In fact, while we’re feeling optimistic, maybe the new normal will be a world without Gym Guys. You know, those uninvited spotters – lingering around your corner of the mat, all too keen to offer helpful tips, seemingly impervious to subtle hints like you putting your headphones in or pretending not to speak English. Perhaps in the gyms of the near-future, Gym Guys won’t be able to get near us in our clinically-sealed exercise pods. Or maybe they’ll just learn to shout “can I give you some advice on your gait?” from two metres away. It’s hard to say.
There’s more where that came from. When pubs (sob) finally reopen, we might see an end to men who think putting their hands on either side of your waist is an acceptable way to say ‘excuse me’? Could a socially distanced life be one in which nobody ever mouth-breathes on your neck in the cashpoint queue, or tells you to smile at the bus stop? If not being able to read someone’s dramatic WhatsApp conversation over their shoulder on the tube ever again is the price we have to pay, then I guess I’m ok with that.

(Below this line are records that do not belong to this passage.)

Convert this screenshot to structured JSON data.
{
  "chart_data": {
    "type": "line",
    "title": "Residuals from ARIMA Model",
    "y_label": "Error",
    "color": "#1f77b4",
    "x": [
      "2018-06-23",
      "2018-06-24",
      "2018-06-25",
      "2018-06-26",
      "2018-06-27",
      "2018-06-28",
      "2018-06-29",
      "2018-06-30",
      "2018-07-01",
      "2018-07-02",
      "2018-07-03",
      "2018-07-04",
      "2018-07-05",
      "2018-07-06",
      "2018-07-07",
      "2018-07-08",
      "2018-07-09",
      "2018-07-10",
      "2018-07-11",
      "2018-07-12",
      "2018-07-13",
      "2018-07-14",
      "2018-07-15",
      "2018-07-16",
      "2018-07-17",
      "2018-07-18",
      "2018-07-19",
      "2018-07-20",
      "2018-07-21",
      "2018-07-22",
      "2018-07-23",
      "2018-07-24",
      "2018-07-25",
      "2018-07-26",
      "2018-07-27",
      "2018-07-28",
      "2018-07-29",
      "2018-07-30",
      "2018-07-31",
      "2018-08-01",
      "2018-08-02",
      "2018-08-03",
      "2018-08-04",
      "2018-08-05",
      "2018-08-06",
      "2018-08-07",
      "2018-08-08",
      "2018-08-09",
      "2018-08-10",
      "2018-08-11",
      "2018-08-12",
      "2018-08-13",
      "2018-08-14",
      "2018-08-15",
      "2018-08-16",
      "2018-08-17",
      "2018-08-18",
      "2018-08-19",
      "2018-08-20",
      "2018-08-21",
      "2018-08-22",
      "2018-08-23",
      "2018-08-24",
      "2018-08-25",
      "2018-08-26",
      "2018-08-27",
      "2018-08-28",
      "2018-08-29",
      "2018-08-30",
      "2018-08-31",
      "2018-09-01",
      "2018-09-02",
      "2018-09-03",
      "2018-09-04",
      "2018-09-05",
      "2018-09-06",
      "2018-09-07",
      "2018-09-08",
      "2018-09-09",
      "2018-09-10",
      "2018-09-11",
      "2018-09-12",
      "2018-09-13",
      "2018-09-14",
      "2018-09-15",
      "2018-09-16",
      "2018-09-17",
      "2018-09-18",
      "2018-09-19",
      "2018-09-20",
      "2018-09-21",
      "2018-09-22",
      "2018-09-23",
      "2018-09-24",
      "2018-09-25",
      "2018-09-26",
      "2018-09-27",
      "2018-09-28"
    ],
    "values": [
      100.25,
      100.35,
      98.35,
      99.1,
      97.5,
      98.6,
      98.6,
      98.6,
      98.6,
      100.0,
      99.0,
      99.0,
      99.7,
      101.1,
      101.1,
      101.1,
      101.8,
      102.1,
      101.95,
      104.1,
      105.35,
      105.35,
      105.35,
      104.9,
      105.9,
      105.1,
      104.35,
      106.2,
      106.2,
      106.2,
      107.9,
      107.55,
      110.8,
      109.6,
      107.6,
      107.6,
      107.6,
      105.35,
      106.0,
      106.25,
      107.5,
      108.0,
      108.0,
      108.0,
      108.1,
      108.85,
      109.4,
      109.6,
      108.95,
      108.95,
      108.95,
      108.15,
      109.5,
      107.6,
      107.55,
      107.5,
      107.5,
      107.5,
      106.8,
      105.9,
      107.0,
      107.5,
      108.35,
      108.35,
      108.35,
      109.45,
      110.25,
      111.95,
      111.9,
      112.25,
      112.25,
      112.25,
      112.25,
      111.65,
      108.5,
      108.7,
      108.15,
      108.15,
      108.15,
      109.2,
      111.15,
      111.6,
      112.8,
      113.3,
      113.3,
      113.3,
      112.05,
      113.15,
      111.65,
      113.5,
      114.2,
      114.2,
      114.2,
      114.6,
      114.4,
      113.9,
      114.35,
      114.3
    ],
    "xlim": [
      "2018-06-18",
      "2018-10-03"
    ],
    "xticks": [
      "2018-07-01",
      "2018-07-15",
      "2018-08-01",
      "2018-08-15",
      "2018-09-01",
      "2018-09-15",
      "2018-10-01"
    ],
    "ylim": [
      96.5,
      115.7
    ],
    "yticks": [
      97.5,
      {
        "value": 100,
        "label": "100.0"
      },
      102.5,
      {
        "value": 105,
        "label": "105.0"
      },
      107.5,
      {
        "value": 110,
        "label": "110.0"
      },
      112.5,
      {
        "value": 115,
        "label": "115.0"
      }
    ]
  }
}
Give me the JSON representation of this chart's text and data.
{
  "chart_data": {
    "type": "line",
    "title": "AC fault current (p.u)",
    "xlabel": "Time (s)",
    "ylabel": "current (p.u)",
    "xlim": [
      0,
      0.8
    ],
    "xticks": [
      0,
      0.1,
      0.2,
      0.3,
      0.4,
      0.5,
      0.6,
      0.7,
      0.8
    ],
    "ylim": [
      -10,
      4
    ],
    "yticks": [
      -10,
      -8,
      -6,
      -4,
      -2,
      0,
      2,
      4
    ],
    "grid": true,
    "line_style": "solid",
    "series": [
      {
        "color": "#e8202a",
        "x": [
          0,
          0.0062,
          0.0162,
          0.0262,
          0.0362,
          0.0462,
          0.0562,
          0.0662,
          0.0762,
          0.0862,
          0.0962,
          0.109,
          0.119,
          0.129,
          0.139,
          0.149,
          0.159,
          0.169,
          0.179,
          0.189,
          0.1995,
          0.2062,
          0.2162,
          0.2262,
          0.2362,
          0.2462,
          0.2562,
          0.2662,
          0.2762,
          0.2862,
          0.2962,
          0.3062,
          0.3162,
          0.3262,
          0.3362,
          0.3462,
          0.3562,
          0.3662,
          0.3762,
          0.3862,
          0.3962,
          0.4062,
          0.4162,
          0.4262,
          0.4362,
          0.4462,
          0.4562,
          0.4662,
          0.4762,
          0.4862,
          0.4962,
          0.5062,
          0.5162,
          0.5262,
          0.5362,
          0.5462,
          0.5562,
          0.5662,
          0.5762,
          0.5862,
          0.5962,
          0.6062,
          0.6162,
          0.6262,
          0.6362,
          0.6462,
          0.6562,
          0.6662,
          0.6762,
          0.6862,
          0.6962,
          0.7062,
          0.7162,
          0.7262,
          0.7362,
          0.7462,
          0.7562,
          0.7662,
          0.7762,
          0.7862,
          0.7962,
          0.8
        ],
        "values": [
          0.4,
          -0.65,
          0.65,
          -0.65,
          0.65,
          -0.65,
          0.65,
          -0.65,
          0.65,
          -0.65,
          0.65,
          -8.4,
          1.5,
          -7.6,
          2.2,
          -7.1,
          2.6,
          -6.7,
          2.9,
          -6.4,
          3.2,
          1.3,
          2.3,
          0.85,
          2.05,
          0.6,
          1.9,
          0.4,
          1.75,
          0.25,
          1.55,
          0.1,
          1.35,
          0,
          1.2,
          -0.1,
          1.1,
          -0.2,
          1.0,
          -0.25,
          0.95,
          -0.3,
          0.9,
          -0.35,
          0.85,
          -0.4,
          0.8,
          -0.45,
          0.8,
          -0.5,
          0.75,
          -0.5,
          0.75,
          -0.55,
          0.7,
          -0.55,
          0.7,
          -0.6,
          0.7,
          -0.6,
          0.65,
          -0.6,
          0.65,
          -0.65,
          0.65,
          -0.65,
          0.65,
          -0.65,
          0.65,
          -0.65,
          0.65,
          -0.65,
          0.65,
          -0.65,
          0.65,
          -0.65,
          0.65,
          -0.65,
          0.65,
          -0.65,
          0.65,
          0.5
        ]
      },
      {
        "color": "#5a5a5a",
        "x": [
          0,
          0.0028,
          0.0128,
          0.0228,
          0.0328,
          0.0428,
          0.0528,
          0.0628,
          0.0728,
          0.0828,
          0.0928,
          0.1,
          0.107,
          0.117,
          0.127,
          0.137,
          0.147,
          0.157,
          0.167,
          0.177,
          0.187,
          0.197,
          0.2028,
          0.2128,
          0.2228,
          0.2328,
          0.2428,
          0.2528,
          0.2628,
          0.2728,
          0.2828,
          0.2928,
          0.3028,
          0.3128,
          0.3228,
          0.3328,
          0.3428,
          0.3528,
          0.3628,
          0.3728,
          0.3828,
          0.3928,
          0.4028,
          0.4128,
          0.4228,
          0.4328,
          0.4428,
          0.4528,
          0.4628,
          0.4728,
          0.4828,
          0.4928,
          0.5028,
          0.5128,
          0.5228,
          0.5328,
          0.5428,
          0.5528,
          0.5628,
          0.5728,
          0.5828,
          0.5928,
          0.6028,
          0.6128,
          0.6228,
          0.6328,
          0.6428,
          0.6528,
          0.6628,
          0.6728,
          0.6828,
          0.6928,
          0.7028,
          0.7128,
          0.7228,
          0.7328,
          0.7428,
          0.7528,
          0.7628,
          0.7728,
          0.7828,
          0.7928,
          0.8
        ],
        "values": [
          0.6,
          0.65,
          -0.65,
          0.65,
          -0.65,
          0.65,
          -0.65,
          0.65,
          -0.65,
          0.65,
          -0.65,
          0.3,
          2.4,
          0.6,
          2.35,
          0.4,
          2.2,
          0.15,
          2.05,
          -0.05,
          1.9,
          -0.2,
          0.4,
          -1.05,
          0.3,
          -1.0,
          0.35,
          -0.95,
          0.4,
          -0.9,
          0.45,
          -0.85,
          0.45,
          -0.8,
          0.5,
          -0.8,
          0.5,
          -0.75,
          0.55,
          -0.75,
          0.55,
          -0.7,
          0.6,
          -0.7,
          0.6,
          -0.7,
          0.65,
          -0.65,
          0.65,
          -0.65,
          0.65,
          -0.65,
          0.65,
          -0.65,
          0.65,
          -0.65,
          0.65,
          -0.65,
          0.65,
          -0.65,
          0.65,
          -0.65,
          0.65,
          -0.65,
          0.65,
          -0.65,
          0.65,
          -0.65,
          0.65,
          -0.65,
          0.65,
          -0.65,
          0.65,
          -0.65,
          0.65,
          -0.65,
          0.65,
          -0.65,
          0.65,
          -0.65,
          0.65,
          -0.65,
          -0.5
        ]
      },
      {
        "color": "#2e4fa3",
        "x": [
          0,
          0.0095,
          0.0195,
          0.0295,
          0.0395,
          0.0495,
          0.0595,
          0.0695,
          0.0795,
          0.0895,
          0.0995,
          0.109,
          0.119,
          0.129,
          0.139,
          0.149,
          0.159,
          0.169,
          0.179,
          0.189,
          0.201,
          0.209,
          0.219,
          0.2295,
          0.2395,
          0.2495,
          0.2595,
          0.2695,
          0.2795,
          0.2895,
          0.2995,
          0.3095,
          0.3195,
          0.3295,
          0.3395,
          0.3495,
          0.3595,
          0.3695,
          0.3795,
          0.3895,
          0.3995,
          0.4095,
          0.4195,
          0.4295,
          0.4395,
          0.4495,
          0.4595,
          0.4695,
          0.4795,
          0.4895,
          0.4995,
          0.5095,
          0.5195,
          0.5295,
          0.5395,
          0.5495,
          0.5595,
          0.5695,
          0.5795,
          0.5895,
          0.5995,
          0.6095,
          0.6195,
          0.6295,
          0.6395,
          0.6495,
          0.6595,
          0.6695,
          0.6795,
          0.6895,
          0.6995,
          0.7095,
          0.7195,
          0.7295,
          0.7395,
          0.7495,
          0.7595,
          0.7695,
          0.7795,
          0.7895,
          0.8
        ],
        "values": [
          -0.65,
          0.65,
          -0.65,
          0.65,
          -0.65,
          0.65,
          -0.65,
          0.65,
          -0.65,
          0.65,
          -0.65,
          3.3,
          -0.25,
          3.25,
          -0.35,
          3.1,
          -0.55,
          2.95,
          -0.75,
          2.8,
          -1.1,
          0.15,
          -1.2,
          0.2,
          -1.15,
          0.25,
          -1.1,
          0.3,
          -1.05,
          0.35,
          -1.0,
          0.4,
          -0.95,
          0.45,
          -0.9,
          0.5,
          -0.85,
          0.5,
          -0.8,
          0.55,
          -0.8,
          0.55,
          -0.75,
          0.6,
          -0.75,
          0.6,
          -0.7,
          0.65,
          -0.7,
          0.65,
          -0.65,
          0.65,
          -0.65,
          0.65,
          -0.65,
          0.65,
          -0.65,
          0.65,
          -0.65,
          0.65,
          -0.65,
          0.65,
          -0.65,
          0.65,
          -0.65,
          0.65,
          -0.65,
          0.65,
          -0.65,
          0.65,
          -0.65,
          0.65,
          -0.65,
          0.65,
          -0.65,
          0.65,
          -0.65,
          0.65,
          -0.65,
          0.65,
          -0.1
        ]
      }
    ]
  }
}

Yes, it helps to look for silver linings in this semi-post-lockdown-but-not-at-all-normal-life world. A world in which our permanent earworm is MC Hammer’s U Can’t Touch This, playing on a loop as we try to scratch an itchy nose with our elbow, then press the button on the pelican crossing with our toe.
One day, I hope, we’ll look back and laugh at the time when peeing in bushes, kissing windows and yelling our bitchy gossip to a friend from the other side of the road was how we did our civic duty. But if only one thing is clear in all this confusion, it’s that that day is still too far away to start flouting rules now.
Until then the best thing we can do – as my mum might say if she were here, which I promise she isn’t – is mind our pees and queues. Good luck everyone.